I bit my lip at that straightforward observation and the way his eyes darted around the plush room. I wondered if he’d ever slept in a king-sized bed. Or seen one. He reminded me of Mama in New York on my parents’ honeymoon—a bit overawed.
Distraction—that’s what he needed. “We’ve got an hour until dinner reservations at an awesome steakhouse between here and the ballpark. Just don’t wrinkle me.”
His arms slid around my waist, dragging my hands behind my back, and that dark red brow angled up. “How do you propose I keep from doing that? Especially when I aim to toss you right in the middle of that bed in a couple seconds to build your appetite for round two later tonight.”
I turned to hide my smug smile and pulled my heavy ponytail aside, and he slid the zipper down my back at an agonizingly slow pace. “I did say we only had an hour, right?”

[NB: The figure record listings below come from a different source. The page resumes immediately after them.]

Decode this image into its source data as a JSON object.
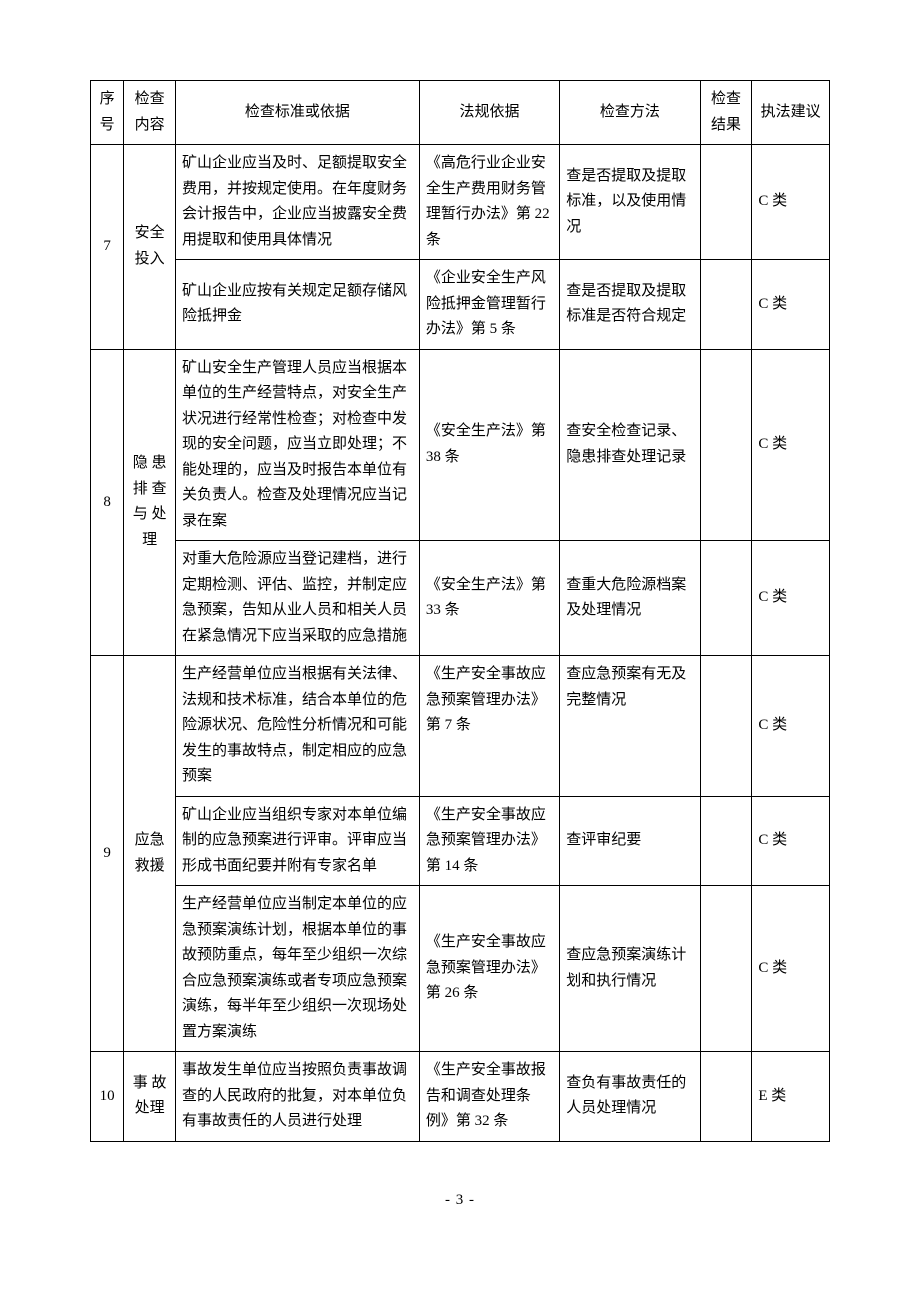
{
  "headers": {
    "seq": "序号",
    "category": "检查内容",
    "standard": "检查标准或依据",
    "law": "法规依据",
    "method": "检查方法",
    "result": "检查结果",
    "advice": "执法建议"
  },
  "rows": [
    {
      "seq": "7",
      "category": "安全投入",
      "sub": [
        {
          "standard": "矿山企业应当及时、足额提取安全费用，并按规定使用。在年度财务会计报告中，企业应当披露安全费用提取和使用具体情况",
          "law": "《高危行业企业安全生产费用财务管理暂行办法》第 22 条",
          "method": "查是否提取及提取标准，以及使用情况",
          "result": "",
          "advice": "C 类"
        },
        {
          "standard": "矿山企业应按有关规定足额存储风险抵押金",
          "law": "《企业安全生产风险抵押金管理暂行办法》第 5 条",
          "method": "查是否提取及提取标准是否符合规定",
          "result": "",
          "advice": "C 类"
        }
      ]
    },
    {
      "seq": "8",
      "category": "隐 患排 查与 处理",
      "sub": [
        {
          "standard": "矿山安全生产管理人员应当根据本单位的生产经营特点，对安全生产状况进行经常性检查；对检查中发现的安全问题，应当立即处理；不能处理的，应当及时报告本单位有关负责人。检查及处理情况应当记录在案",
          "law": "《安全生产法》第 38 条",
          "method": "查安全检查记录、隐患排查处理记录",
          "result": "",
          "advice": "C 类"
        },
        {
          "standard": "对重大危险源应当登记建档，进行定期检测、评估、监控，并制定应急预案，告知从业人员和相关人员在紧急情况下应当采取的应急措施",
          "law": "《安全生产法》第 33 条",
          "method": "查重大危险源档案及处理情况",
          "result": "",
          "advice": "C 类"
        }
      ]
    },
    {
      "seq": "9",
      "category": "应急救援",
      "sub": [
        {
          "standard": "生产经营单位应当根据有关法律、法规和技术标准，结合本单位的危险源状况、危险性分析情况和可能发生的事故特点，制定相应的应急预案",
          "law": "《生产安全事故应急预案管理办法》第 7 条",
          "method": "查应急预案有无及完整情况",
          "result": "",
          "advice": "C 类"
        },
        {
          "standard": "矿山企业应当组织专家对本单位编制的应急预案进行评审。评审应当形成书面纪要并附有专家名单",
          "law": "《生产安全事故应急预案管理办法》第 14 条",
          "method": "查评审纪要",
          "result": "",
          "advice": "C 类"
        },
        {
          "standard": "生产经营单位应当制定本单位的应急预案演练计划，根据本单位的事故预防重点，每年至少组织一次综合应急预案演练或者专项应急预案演练，每半年至少组织一次现场处置方案演练",
          "law": "《生产安全事故应急预案管理办法》第 26 条",
          "method": "查应急预案演练计划和执行情况",
          "result": "",
          "advice": "C 类"
        }
      ]
    },
    {
      "seq": "10",
      "category": "事 故处理",
      "sub": [
        {
          "standard": "事故发生单位应当按照负责事故调查的人民政府的批复，对本单位负有事故责任的人员进行处理",
          "law": "《生产安全事故报告和调查处理条例》第 32 条",
          "method": "查负有事故责任的人员处理情况",
          "result": "",
          "advice": "E 类"
        }
      ]
    }
  ],
  "pagenum": "- 3 -"
}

He sped it to the bottom and spun me around to pull the dress down my arms. “I aim to please, ma’am.”
“I believe you.” I leaned up to kiss his scruffy chin. “So do I.”
? ? ? ? ? ? ? ? ? ?
Over dinner, Boyce told me what Thomas was doing for him. I was so stunned and grateful and happy I started crying.
The waiter hovered politely out of earshot and Boyce leaned closer. “Why are you crying?”

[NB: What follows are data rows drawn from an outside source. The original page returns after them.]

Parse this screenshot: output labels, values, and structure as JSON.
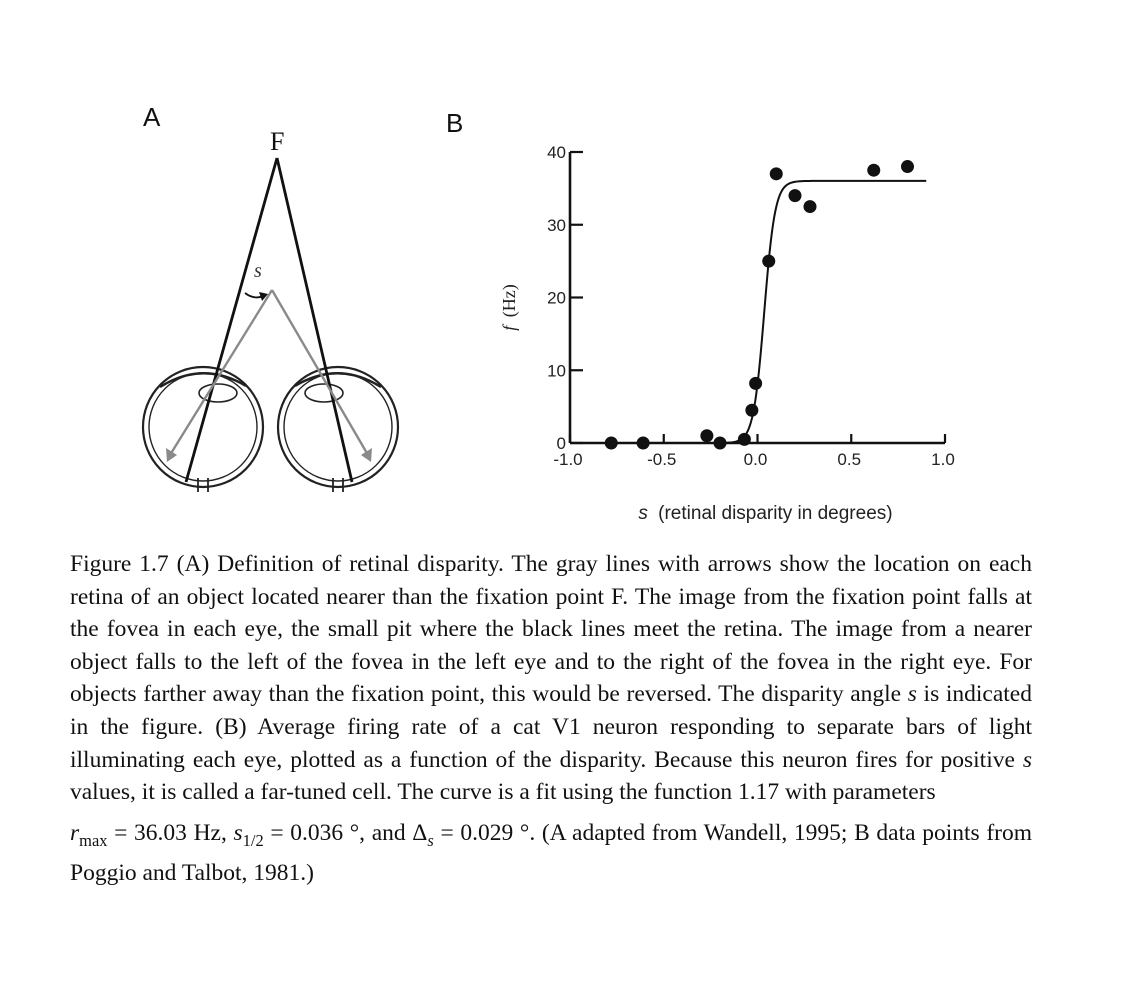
{
  "panels": {
    "a_label": "A",
    "b_label": "B"
  },
  "diagram": {
    "fixation_label": "F",
    "disparity_label": "s",
    "colors": {
      "black_lines": "#111111",
      "gray_lines": "#8a8a8a"
    }
  },
  "chart_data": {
    "type": "scatter",
    "xlabel_symbol": "s",
    "xlabel_text": "(retinal disparity in degrees)",
    "ylabel_symbol": "f",
    "ylabel_text": "(Hz)",
    "xlim": [
      -1.0,
      1.0
    ],
    "ylim": [
      0,
      40
    ],
    "x_ticks": [
      "-1.0",
      "-0.5",
      "0.0",
      "0.5",
      "1.0"
    ],
    "y_ticks": [
      "0",
      "10",
      "20",
      "30",
      "40"
    ],
    "points": [
      {
        "x": -0.78,
        "y": 0
      },
      {
        "x": -0.61,
        "y": 0
      },
      {
        "x": -0.27,
        "y": 1
      },
      {
        "x": -0.2,
        "y": 0
      },
      {
        "x": -0.07,
        "y": 0.5
      },
      {
        "x": -0.03,
        "y": 4.5
      },
      {
        "x": -0.01,
        "y": 8.2
      },
      {
        "x": 0.06,
        "y": 25
      },
      {
        "x": 0.1,
        "y": 37
      },
      {
        "x": 0.2,
        "y": 34
      },
      {
        "x": 0.28,
        "y": 32.5
      },
      {
        "x": 0.62,
        "y": 37.5
      },
      {
        "x": 0.8,
        "y": 38
      }
    ],
    "fit": {
      "rmax": 36.03,
      "s_half": 0.036,
      "delta_s": 0.029
    }
  },
  "caption": {
    "main": "Figure 1.7 (A) Definition of retinal disparity. The gray lines with arrows show the location on each retina of an object located nearer than the fixation point F. The image from the fixation point falls at the fovea in each eye, the small pit where the black lines meet the retina. The image from a nearer object falls to the left of the fovea in the left eye and to the right of the fovea in the right eye. For objects farther away than the fixation point, this would be reversed. The disparity angle",
    "s1": "s",
    "mid": "is indicated in the figure. (B) Average firing rate of a cat V1 neuron responding to separate bars of light illuminating each eye, plotted as a function of the disparity. Because this neuron fires for positive",
    "s2": "s",
    "tail": "values, it is called a far-tuned cell. The curve is a fit using the function 1.17 with parameters",
    "r": "r",
    "r_sub": "max",
    "r_val": " = 36.03 Hz, ",
    "s3": "s",
    "s_sub": "1/2",
    "s_val": " = 0.036 °, and ",
    "delta": "Δ",
    "delta_sub": "s",
    "delta_val": " = 0.029 °. (A adapted from Wandell, 1995; B data points from Poggio and Talbot, 1981.)"
  }
}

“I just… You were going to leave town, and now you’re not, and… I don’t know. Because I’m happy?”
He shook his head. “So because you’re happy, you’re crying?”

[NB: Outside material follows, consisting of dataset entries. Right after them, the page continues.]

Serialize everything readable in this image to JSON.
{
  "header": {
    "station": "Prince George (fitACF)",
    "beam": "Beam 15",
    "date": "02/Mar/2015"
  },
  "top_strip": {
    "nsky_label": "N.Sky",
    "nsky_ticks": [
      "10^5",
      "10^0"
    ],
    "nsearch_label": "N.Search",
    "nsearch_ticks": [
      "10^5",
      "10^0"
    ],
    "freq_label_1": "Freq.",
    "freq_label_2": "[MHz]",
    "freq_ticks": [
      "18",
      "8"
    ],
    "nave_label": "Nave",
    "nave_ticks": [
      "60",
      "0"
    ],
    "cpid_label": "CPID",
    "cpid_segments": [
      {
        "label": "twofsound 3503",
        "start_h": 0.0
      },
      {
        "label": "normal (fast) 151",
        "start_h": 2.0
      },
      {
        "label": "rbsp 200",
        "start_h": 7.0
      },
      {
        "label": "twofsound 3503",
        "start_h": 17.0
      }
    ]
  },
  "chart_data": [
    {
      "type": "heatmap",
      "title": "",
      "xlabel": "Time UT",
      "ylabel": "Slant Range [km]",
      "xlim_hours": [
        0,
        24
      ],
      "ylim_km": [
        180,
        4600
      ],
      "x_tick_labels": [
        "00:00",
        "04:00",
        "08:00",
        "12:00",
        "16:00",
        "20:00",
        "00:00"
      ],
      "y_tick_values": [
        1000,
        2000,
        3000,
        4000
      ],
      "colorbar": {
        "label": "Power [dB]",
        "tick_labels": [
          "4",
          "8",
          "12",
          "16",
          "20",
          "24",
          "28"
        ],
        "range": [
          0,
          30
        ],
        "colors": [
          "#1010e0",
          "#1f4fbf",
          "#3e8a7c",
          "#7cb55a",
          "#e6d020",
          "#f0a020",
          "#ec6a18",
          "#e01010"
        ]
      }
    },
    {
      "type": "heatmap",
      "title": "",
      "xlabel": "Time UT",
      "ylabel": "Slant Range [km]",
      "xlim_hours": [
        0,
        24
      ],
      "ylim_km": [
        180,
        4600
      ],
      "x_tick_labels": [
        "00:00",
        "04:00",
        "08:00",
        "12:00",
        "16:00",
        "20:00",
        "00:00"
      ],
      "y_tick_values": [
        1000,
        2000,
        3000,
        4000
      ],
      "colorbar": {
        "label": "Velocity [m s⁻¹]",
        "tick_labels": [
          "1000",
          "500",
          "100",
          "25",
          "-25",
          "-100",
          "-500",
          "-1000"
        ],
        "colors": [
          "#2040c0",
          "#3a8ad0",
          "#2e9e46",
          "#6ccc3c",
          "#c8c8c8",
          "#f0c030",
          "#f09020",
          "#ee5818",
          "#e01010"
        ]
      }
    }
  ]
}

I laughed once and patted my napkin under both eyes. “Yeah.”
“Women do understand why men get confused over these kinda responses, right?”
“Of course not,” I said. “We give you all the clues. You just have to read them.”
He angled a brow. “That right there is a trap.”
? ? ? ? ? ? ? ? ? ?
When I came out of the bathroom, Boyce had switched off all the lights but one. He sat in the middle of the bed in boxers and a gray tee, watching me cross the room. “Thank you for tonight,” he said. “Nobody’s ever done something like this for me.”
I shook my humidity-defeated hair loose from the elastic and slid the band onto my wrist. Boyce’s green eyes flared. I might lament my hair’s irrepressible nature, but he liked it. He liked the glasses I was wearing too. Liked removing them, as if they were one more item of my clothing he was confiscating. I pulled at a coil of hair and twisted it around my finger, and his mouth tightened.
“I’m glad you had fun,” I said. “Sorry they lost, though. At least it was just one point.”
When he smirked, the action always came from his left side. Left eye crinkled at the corner. Left corner of his mouth angled like it was pointing at something. One barely-there dimple in his left cheek. He ducked his chin, staring, and my whole body strained forward, needing his touch.
“A one-run loss is aggravating, but they lose a lot. Us diehards are conditioned to it. Watching that game live and in person—being there with all the other fans—it was fucking awesome. I don’t even care who won.”